Contrôle des frontières, guerre en Ukraine ou investissements militaires… l’Europe était partout en filigrane lors des débats entre les quatre principaux candidats à la chancellerie pour les élections du 23 février en Allemagne. Tout en se concentrant sur les questions intérieures, les candidats ont laissé apparaître leurs convergences et divergences qui permettront au futur gouvernement de coalition de parler d’une seule voix, ou non, à Bruxelles.
'Europe United' contre 'Dexit'. Se présentant comme un « Européen passionné », le candidat de la CDU, Friedrich Merz, est pressenti pour diriger la future coalition avec plus de 30% des intentions de vote. S’il n’a pratiquement jamais prononcé le mot 'Europe' lors des débats, il a annoncé qu’il compte impliquer directement la chancellerie dans les questions européennes, s’il est élu.
« Parce que nous avons quelque chose à dire, parce que nous voulons influencer la direction dans laquelle cette Union européenne va », les ministres de son futur gouvernement devront être présents personnellement lors de toutes les réunions européennes, a-t-il assuré.
Dès ses débuts, la future coalition devra « avoir une position forte dans l’UE et non deux positions différentes », a commenté Andreas Jung, vice-président de la CDU, lors d’un débat organisé par l’Institut Delors à Berlin. Pour cela, le gouvernement devra « investir du temps en amont pour présenter une position unique à Bruxelles », a-t-il affirmé.

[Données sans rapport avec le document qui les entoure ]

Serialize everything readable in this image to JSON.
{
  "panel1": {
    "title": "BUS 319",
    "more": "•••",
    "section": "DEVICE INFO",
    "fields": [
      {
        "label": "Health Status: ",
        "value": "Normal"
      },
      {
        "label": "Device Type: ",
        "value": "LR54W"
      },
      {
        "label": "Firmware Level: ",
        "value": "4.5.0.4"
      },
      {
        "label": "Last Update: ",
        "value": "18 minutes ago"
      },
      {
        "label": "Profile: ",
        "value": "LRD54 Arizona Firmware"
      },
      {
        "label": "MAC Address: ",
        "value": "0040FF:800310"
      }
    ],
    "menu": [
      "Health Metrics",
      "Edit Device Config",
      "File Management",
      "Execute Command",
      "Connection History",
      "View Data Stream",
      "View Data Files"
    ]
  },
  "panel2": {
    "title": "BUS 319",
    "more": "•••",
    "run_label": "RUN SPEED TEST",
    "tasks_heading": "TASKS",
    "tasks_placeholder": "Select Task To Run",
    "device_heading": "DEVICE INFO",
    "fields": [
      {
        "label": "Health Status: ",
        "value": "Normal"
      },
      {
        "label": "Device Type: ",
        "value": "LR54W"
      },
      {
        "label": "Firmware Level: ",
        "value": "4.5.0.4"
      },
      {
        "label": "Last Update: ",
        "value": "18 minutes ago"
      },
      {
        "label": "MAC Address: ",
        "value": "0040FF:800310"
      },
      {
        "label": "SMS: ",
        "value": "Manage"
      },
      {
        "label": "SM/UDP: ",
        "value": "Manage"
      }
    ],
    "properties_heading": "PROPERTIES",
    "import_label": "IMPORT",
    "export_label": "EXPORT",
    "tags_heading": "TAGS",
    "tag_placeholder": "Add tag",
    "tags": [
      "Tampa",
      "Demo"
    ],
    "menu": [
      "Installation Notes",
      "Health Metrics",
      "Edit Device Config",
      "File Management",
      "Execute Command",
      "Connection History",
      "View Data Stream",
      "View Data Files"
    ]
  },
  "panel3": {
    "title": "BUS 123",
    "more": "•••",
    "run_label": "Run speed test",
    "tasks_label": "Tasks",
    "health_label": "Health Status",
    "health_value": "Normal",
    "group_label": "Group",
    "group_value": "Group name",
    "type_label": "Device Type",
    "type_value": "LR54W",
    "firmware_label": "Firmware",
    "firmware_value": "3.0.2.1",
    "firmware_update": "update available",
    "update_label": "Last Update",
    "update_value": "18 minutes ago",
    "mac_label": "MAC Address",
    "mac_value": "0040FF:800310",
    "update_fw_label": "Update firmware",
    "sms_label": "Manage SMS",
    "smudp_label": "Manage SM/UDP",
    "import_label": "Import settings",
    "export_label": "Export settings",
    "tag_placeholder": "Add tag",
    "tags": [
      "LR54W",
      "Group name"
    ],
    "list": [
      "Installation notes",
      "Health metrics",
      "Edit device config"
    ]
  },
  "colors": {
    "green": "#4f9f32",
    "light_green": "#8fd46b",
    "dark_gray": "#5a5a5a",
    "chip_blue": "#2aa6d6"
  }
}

Le candidat des Verts, Robert Habeck, est sans doute celui qui a amené le plus souvent la question européenne dans les débats. Crédité de 13% d’intentions de vote, il a expliqué qu’il ne pourrait, dans tous les cas, participer à une coalition qu’à la condition qu’elle soit résolument « au service de la cause européenne ». Les Verts affichent les plus grandes ambitions européennes avec un projet de fédération dotée de davantage de compétences. « Notre réponse à 'America First' n'est pas 'Germany First' (...), mais 'Europe United' », a expliqué l’actuel ministre de l’Économie du gouvernement de coalition. Son parti prône donc une Union « renforcée, élargie et réformée ».
À l’opposé du spectre, l’AfD confirme la position anti-européenne qui avait porté la création du parti en 2013. Même si la tête de liste du parti d’extrême droite, Alice Weidel, reste discrète sur les questions européennes lors des débats, le programme de l’AfD est clairement un 'Dexit'. Autrement dit : « L'Allemagne doit quitter l'UE et fonder une nouvelle communauté européenne » réunissant une Europe des Nations, affirme le programme du parti.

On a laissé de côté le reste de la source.